Someone who speaks highly of you, a person who respects you. Someone you can laugh with. The kind of laughs that make your stomach ache, the embarrassing, earnest, healing kind of laughs. Wit is important.
Life is too short not to love someone who lets you be a fool with them. Make sure they are someone who tells you it’s ok to cry too. Despair will come. Find someone who will be there through those times, who will hold and comfort you.

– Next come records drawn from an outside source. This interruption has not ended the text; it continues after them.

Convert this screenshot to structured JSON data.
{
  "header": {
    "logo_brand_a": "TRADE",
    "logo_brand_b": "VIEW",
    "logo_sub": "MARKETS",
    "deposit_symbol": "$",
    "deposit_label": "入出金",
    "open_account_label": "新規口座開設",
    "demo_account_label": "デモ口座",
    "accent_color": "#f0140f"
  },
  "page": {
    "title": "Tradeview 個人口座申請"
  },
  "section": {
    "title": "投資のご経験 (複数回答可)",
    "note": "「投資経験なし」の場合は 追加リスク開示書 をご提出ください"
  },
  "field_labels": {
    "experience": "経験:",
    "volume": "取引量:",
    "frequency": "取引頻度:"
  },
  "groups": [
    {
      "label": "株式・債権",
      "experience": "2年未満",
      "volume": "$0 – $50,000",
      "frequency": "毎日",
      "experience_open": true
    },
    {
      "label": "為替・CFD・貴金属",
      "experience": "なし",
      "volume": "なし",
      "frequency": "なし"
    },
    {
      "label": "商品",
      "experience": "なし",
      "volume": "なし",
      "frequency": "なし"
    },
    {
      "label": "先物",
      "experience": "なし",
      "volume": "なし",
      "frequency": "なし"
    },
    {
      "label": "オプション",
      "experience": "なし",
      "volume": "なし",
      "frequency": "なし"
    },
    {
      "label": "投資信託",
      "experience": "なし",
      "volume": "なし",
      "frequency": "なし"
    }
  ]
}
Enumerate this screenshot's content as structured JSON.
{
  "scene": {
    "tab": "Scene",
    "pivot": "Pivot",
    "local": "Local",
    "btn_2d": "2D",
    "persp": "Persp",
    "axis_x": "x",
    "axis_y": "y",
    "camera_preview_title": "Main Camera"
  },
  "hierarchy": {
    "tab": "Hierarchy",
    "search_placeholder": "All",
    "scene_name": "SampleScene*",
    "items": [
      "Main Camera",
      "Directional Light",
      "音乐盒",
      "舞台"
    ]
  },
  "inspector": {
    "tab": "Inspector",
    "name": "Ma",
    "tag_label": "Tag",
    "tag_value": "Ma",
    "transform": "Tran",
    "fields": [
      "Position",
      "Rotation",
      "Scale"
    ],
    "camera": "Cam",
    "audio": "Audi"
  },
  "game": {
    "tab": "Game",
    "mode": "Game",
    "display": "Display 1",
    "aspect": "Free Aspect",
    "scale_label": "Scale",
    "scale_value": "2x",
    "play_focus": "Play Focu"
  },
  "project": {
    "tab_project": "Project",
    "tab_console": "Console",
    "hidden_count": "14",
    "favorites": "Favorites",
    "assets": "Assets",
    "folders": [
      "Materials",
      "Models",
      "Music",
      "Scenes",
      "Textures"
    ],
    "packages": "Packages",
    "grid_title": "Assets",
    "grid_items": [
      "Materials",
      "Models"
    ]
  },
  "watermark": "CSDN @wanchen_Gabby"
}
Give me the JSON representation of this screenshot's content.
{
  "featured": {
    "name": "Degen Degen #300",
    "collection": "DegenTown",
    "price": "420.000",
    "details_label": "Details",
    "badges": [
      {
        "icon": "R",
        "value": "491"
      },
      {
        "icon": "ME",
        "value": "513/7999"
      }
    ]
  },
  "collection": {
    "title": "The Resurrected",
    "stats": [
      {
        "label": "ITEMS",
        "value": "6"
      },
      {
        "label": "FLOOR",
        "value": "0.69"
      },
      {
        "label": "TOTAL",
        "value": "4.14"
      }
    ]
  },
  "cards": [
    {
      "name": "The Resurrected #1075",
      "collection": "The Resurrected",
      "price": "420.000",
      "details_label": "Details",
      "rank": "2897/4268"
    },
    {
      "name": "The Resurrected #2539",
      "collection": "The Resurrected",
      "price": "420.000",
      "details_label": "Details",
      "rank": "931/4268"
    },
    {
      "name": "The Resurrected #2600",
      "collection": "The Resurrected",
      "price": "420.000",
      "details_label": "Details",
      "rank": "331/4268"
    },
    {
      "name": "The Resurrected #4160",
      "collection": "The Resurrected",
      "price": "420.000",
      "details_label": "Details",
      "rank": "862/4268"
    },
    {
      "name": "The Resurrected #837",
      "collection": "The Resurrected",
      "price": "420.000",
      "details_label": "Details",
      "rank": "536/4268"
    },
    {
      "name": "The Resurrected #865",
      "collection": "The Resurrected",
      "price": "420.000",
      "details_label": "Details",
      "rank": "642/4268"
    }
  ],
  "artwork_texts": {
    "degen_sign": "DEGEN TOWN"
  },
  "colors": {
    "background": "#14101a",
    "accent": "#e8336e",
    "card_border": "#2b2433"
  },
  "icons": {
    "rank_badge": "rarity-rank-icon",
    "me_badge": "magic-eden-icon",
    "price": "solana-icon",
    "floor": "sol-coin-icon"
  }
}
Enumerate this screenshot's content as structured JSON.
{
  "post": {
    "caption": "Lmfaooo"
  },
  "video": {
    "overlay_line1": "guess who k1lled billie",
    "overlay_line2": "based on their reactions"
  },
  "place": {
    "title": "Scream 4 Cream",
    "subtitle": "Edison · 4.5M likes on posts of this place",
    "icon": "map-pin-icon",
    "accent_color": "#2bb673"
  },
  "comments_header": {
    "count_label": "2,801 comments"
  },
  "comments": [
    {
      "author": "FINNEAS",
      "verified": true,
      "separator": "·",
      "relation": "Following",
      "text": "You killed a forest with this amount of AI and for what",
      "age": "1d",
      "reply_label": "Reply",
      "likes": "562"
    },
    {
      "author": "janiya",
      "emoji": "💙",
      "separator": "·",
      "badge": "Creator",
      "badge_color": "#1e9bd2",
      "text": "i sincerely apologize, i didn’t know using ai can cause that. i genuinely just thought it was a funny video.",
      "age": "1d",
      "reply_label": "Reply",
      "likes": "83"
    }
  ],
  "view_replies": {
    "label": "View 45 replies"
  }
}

Marry the one that combines passion with love. Most importantly, marry a man that loves Christ and keeps his family first!
Happy 9th Anniversary to us babe and cheers to forever…𝐼 𝐿𝑂𝑉𝐸 𝑌𝑂𝑈 𝑀𝑅 𝐵𝑅𝐼𝐶𝐸! #LLLove #itsouranniversary #wekeepGodasthehead #teamBrice #cheerstoforever #mybestfriend
(EDITOR’S NOTE: As someone who has been married four times, clearly, I could have benefitted from Mrs. Brice’s sage advice before saying “I do” to probably two of my wives. There is no question that I was very, very much in love with my first wife Camille Brannum, who was from Washington, D.C., and is the reason why I relocated to D.C. in 1975. Camille and I were married in D.C. in June of 1973, and she moved to Nassau with me after the wedding. But as I noted in previous articles, Camille did not like living in The Bahamas and convinced me to move to D.C. with her to give our marriage a chance to survive. It did not and we were divorced in 1978.
My second marriage was to Enid Gbenyon of Monrovia, Liberia. After Camille and I divorced, I decided to remain in D.C. I met Enid in the late 1980s when I was News Editor of The Washington Informer through one of our reporters, Alvin Peabody, who was also from Liberia. I also loved Enid with a passion, and after I initially returned to The Bahamas permanently in 1996, on one of my frequent visits back to D.C., I proposed to Enid and we were married in 1997. Enid tragically drowned in January of 1998 near Saunders Beach on West Bay Street in Nassau across from the apartment complex where we lived when I was Editor of the Nassau Guardian.
My other two marriages at times were emotionally rewarding while they lasted, but they both ended in divorce. So, when I read this engaging marital anniversary tribute by Leslia Brice, I concluded that this advice she suggested was lacking in those marriages: “Marry the one that combines passion with love.”